While Clinton used his first post-midterms budget to adopt a major GOP policy goal, Biden has done nothing of the sort. He has ruled out entitlement cuts sought by the GOP, and his own budget contained tax increases on the wealthy and the monthly child benefit that Democrats successfully enacted during the COVID-19 pandemic.

Khanna said he thinks Biden’s continued embrace of a more populist economic stance is simply smart politics.

“He understands that having a progressive orientation to economic policy creates a winning coalition in American politics,” Khanna said. “I’m confident he’s not going to use a Bill Clinton political strategy because it won’t work in 2024. I’m not counting on his conviction — though I do think he believes it. I’m counting on his political acumen.”

The Zients Theory

Jeff Zients, the former Barack Obama administration official, took over the White House chief of staff job shortly after Biden's State of the Union address.
Jeff Zients, the former Barack Obama administration official, took over the White House chief of staff job shortly after Biden's State of the Union address.
Kevin Dietsch via Getty Images

Among some progressives, however, there remains a worry that the White House could be undergoing an ideological shift without necessarily meaning to. They note that Biden’s recent moves have coincided with the beginning of Jeff Zients’ tenure as chief of staff, replacing progressive favorite Ron Klain.

There’s little question that Zients, a former Barack Obama administration official and private equity CEO who started as Biden’s COVID-19 czar, is a more moderate figure than Klain. Some progressives have speculated that the chief of staff could even be inadvertently pulling the administration in a centrist direction, limiting Biden’s populism and alienating young voters in particular.

Progressives point to surveys showing a decline in Biden’s approval rating among young voters in recent months, and other indicators that the advancement of the Willow Project could hurt Biden with his most loyal age cohort.
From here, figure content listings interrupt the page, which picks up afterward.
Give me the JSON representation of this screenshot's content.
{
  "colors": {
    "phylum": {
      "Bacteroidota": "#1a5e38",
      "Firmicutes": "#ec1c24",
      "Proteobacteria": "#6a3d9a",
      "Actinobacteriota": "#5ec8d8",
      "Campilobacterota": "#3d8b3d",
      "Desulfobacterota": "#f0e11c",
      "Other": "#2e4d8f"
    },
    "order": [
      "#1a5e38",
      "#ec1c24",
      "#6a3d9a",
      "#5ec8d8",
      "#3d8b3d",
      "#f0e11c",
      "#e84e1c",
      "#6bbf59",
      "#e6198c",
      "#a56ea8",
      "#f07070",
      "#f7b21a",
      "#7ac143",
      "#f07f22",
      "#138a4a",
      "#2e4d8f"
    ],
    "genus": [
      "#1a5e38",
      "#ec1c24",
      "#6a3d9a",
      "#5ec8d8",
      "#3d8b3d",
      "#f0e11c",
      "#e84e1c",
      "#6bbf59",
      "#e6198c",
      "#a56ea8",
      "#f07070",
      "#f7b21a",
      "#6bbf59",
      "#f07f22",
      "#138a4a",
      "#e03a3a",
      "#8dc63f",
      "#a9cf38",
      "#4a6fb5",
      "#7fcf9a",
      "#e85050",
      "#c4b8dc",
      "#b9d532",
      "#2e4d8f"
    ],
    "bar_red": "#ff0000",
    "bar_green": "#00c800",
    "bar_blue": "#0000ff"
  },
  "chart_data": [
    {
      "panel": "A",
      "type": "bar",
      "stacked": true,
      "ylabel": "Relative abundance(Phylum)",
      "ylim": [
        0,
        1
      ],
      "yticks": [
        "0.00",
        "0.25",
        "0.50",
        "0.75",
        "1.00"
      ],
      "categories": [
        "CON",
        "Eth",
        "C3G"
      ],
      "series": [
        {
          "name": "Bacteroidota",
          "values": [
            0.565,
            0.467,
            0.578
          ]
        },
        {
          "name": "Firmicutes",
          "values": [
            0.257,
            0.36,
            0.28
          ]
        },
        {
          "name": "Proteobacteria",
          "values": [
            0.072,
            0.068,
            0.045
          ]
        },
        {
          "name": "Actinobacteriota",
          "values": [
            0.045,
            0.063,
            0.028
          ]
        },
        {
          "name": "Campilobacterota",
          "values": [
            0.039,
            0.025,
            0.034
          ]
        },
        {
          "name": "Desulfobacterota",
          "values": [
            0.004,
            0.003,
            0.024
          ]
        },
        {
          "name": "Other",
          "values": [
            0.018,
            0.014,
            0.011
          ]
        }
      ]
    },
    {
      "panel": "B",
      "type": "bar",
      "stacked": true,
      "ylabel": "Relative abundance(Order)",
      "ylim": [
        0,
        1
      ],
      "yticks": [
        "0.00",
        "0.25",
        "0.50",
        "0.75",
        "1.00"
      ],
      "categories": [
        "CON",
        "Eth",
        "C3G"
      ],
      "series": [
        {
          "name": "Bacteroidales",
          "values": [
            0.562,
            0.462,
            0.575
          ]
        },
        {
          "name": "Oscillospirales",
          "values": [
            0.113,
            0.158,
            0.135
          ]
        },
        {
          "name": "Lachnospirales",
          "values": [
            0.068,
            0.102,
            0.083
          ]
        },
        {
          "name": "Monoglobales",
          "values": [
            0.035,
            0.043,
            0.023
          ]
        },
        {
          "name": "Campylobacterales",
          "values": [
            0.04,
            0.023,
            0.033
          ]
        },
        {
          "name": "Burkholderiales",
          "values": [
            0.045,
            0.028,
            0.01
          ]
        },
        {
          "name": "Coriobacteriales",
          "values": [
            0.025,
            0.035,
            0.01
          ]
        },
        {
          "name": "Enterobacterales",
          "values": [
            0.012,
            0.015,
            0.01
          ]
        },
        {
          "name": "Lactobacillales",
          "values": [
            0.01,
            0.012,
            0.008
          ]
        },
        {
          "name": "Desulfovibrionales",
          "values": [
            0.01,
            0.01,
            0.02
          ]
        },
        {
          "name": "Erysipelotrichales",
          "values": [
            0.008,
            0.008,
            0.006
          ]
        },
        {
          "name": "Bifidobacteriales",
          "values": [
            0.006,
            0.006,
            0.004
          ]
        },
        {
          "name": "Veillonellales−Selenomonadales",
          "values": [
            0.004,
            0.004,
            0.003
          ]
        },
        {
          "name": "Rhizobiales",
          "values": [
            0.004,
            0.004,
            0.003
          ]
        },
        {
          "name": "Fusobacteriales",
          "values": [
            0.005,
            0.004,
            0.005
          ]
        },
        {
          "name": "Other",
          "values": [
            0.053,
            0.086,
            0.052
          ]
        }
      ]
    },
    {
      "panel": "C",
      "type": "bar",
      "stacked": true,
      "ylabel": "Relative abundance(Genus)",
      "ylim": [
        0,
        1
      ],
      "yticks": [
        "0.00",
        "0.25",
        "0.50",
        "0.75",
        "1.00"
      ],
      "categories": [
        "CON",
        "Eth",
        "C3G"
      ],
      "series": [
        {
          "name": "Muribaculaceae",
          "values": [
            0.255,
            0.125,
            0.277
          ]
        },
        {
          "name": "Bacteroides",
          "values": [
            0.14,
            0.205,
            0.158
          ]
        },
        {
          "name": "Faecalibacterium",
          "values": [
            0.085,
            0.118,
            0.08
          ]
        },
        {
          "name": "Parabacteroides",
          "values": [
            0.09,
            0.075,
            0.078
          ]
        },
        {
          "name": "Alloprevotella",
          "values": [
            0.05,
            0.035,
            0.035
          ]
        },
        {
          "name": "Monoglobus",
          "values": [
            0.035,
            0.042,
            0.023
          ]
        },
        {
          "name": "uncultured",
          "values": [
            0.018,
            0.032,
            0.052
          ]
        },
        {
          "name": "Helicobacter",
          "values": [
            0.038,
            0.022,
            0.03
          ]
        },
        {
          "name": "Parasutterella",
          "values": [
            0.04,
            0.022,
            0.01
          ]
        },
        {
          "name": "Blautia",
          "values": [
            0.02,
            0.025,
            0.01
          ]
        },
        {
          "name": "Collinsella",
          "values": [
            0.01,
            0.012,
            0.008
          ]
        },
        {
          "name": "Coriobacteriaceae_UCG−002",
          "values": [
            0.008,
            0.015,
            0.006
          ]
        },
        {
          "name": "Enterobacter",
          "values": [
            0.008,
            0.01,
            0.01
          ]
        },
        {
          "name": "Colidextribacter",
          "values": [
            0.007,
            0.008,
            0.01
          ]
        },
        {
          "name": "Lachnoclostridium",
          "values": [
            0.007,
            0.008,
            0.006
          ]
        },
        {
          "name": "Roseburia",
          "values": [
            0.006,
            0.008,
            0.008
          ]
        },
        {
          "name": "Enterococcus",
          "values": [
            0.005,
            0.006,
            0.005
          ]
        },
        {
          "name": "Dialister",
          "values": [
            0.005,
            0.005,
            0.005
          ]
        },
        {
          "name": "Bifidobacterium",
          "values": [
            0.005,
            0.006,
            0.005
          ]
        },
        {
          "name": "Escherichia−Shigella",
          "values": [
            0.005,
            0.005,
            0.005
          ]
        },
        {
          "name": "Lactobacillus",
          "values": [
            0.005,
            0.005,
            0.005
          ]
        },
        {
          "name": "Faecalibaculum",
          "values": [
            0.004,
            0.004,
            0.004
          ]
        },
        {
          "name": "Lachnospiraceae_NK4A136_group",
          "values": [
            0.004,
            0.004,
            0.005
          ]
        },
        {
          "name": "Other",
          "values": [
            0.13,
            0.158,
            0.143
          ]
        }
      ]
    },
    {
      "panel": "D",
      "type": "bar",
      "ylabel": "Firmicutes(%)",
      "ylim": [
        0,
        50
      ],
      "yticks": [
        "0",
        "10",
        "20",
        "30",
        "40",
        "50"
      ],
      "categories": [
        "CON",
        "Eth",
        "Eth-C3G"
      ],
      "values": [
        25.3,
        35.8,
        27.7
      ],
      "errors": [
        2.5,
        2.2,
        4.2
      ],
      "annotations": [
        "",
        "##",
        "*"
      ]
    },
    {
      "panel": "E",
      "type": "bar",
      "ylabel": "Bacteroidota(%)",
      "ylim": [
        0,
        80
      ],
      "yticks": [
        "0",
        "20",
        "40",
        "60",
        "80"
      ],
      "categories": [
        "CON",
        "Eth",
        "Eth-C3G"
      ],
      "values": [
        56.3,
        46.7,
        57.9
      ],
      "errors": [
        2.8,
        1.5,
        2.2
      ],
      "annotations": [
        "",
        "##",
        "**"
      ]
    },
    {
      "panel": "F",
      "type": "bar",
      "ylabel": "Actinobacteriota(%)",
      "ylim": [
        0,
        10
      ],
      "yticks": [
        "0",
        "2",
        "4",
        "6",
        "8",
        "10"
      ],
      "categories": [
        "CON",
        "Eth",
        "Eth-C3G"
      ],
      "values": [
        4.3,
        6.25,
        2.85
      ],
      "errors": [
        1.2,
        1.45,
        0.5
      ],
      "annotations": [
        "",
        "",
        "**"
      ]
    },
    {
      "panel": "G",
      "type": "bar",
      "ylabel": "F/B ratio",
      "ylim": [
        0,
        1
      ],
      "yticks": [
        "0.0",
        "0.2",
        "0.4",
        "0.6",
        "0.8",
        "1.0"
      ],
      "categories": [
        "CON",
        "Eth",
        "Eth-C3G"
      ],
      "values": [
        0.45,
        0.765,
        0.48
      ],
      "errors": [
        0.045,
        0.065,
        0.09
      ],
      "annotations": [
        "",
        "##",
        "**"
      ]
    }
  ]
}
Many passed around a survey from Data for Progress, a liberal polling nonprofit, showing a steep drop in approval on climate issues from voters between the ages of 18 and 29.

“It definitely appears to be some kind of pivot,” said Jeff Hauser, the executive director of the progressive Revolving Door Project, which closely follows presidential appointments and personnel moves. “The absence of any sort of aggressive populist move by the administration is as loud as the rightward moves on climate and immigration.”

The administration has scoffed at this, noting that Republicans and moderates used to similarly point fingers at Klain for any left-leaning move the administration made.

“Anyone who’s unaware that Joe Biden makes these calls is telegraphing that they don’t know the first thing about this White House,” said Bates, the White House spokesperson.